Dock 11: Wie hat sich die Kommunikation mit Ihrer Community seit Corona verändert?

Moderne Galerie: Durch die Entwicklung der Pandemie mussten wir viele Führungen, Workshops und Veranstaltungen absagen, was den persönlichen Kontakt zu unseren Besucher*innen sehr abrupt beendet hat. Zu Beginn hatten wir viele Telefongespräche und Mailverkehr, nach längerer Zeit im Lockdown kommunizieren wir verstärkt durch Kommentare und Reaktionen auf Social Media. Das ist zu unserem großen Bedauern kein Vergleich zu einem persönlichen Austausch – dieser fehlt uns sehr.

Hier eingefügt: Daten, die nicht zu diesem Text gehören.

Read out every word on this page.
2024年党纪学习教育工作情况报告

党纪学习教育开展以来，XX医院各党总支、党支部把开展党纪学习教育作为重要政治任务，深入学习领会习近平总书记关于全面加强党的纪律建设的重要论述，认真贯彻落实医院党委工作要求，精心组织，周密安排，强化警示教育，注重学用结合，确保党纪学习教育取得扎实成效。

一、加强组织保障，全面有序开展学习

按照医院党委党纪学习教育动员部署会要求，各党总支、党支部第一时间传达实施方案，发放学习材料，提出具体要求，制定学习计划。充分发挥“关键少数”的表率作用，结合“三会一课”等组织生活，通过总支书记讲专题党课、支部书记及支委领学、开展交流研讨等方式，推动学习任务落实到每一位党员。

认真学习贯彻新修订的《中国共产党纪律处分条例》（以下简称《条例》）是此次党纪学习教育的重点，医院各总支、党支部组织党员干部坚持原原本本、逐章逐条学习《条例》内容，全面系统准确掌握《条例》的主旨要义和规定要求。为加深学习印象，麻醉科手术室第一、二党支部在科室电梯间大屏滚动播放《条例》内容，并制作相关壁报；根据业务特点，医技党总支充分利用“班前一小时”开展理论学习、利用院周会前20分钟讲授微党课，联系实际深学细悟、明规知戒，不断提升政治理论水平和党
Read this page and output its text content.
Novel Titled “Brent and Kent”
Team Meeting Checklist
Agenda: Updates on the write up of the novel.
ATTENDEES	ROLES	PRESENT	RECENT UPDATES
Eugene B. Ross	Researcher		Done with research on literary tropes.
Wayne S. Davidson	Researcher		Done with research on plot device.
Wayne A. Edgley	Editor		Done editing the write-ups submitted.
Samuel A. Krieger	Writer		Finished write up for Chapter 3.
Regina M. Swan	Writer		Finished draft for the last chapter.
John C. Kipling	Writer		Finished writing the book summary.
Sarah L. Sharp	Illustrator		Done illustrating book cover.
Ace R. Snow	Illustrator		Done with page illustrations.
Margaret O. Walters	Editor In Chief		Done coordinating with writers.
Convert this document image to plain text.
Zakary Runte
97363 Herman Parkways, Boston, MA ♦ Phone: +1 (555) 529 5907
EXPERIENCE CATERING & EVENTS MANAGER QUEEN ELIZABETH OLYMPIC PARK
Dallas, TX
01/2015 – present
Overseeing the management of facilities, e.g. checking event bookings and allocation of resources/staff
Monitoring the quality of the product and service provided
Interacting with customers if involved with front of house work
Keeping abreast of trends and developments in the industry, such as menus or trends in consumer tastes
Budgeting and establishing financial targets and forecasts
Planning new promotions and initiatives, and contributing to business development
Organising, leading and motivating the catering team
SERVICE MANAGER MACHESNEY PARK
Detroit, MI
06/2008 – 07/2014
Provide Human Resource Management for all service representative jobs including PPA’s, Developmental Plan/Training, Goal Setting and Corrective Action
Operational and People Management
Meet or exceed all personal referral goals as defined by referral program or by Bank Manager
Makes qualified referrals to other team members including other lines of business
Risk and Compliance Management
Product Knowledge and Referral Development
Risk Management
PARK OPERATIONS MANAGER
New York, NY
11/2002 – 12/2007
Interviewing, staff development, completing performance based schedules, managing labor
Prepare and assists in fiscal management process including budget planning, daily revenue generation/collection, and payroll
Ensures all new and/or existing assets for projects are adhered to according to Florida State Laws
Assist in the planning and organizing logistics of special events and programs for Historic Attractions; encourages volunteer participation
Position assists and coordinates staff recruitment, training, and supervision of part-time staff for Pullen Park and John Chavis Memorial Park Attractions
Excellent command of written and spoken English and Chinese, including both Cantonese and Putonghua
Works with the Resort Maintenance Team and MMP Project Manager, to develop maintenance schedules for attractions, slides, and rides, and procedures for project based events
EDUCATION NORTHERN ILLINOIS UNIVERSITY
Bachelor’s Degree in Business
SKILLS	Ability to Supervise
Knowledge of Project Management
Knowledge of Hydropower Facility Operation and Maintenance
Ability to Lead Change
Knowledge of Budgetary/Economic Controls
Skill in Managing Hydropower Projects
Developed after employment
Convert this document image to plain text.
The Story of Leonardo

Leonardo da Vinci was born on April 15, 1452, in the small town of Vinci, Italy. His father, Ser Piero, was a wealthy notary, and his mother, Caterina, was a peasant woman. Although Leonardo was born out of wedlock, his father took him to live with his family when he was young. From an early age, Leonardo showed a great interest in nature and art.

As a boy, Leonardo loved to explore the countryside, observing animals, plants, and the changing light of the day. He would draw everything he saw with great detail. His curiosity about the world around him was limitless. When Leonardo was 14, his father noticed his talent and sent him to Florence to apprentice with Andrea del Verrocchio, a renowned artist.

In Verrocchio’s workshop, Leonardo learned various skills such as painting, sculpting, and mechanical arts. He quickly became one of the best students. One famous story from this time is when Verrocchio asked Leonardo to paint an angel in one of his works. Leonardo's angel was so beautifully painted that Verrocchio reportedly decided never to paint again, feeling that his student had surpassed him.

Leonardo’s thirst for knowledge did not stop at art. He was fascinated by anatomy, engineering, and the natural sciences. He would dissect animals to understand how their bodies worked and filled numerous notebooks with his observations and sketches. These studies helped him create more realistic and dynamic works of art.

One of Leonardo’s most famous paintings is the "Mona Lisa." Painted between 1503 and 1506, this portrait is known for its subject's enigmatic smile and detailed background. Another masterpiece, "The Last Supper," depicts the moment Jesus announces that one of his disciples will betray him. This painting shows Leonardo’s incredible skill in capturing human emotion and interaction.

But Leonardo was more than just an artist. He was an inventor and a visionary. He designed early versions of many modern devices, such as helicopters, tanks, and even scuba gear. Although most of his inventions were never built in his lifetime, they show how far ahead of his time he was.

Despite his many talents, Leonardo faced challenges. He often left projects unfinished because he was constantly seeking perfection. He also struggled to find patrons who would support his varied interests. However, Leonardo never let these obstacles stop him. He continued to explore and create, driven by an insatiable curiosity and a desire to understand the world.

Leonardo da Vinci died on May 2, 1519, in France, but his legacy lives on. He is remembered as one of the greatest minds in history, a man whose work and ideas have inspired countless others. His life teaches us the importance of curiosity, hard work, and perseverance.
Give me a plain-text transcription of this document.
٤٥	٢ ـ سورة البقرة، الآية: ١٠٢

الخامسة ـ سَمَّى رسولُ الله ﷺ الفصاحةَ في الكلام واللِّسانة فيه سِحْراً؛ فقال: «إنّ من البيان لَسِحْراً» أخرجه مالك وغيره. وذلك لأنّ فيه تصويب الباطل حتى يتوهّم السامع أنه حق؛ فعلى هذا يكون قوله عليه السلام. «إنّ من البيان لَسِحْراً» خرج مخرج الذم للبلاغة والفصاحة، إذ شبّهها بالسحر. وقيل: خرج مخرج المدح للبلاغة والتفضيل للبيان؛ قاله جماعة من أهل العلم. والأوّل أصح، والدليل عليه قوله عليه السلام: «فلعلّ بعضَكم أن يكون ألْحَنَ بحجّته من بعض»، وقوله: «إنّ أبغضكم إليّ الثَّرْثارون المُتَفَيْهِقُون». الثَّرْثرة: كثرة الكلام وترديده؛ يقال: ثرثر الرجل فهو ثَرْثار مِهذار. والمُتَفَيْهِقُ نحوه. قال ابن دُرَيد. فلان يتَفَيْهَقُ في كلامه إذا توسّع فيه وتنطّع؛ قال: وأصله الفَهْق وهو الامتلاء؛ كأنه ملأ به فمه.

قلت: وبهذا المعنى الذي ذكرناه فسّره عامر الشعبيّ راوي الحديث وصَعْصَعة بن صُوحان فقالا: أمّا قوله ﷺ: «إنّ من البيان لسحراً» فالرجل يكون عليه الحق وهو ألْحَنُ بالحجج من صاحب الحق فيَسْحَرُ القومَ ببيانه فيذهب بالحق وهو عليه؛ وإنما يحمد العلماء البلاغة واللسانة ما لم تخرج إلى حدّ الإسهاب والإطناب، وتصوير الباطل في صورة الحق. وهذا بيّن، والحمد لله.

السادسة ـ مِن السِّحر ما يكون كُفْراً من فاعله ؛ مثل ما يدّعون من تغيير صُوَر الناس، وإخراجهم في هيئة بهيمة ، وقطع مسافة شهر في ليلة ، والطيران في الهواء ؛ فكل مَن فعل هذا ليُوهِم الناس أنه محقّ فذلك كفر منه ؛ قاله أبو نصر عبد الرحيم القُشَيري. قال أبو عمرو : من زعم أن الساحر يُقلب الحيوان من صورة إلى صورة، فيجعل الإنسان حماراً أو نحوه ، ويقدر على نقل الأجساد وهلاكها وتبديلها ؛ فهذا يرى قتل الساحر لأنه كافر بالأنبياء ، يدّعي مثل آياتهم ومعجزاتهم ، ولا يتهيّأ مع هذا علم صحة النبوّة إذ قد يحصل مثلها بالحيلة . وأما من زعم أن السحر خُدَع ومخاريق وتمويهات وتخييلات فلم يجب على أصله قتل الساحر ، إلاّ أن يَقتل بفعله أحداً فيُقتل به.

Dock 11: Hat sich durch eine Verlagerung ins Digitale die geographische, aber auch die soziale Ausrichtung in Bezug auf Zielgruppen und Publikum geändert?

Moderne Galerie: Durch eine größere Aktivität auf Instagram, unseren neu eingerichteten YouTube-Kanal und generell durch die Erweiterung unserer Beiträge von reinem Text mit Bild zu Videos und Kurzclips, konnten wir vermehrt jüngere Zielgruppen erreichen. Das freut uns natürlich sehr und es ist uns ein wichtiges Anliegen, spannenden und relevanten Content für alle Altersgruppen anzubieten. Der virtuelle Rundgang durch die Brücke-Ausstellung öffnet auch weit entfernt lebenden Kulturinteressierten die Möglichkeit, sich einen Eindruck über das Projekt zu verschaffen. Zwar ersetzt ein virtueller Rundgang niemals den physischen Besuch vor Ort, jedoch kann er bei geschickter Vermarktung zur besseren Bekanntheit des Museums und unserer Projekte beitragen.

Der virtuelle Rundgang erlaubt auch weit entfernt lebenden Kulturinteressierten Einblicke

Dock 11: Was wird an Neuerungen und digitalen Ergänzungen auch in der Zeit nach Corona bleiben?

Moderne Galerie: Besonders im Bereich der Social-Media-Kanäle werden wir vieles beibehalten und stetig erweitern. Das ist ein guter Weg, um aktuelle Informationen über unsere Kunst und unser Programm zu verbreiten und über Interessen der Besucher*innen im Bilde zu bleiben. Auch die Microsite zu Kirchners »Badende im Raum« als Wissenspool im Bereich Restaurierung und der Geschichte der expressionistischen Künstlergruppe »Brücke« oder die Nutzung von digitalen Apps für Führungen übers eigene Smartphone werden bleiben.

Dock 11: Vielen Dank für das angenehme Gespräch! Wir sind gespannt, was die Zukunft für euch bereithält! Bleibt gesund!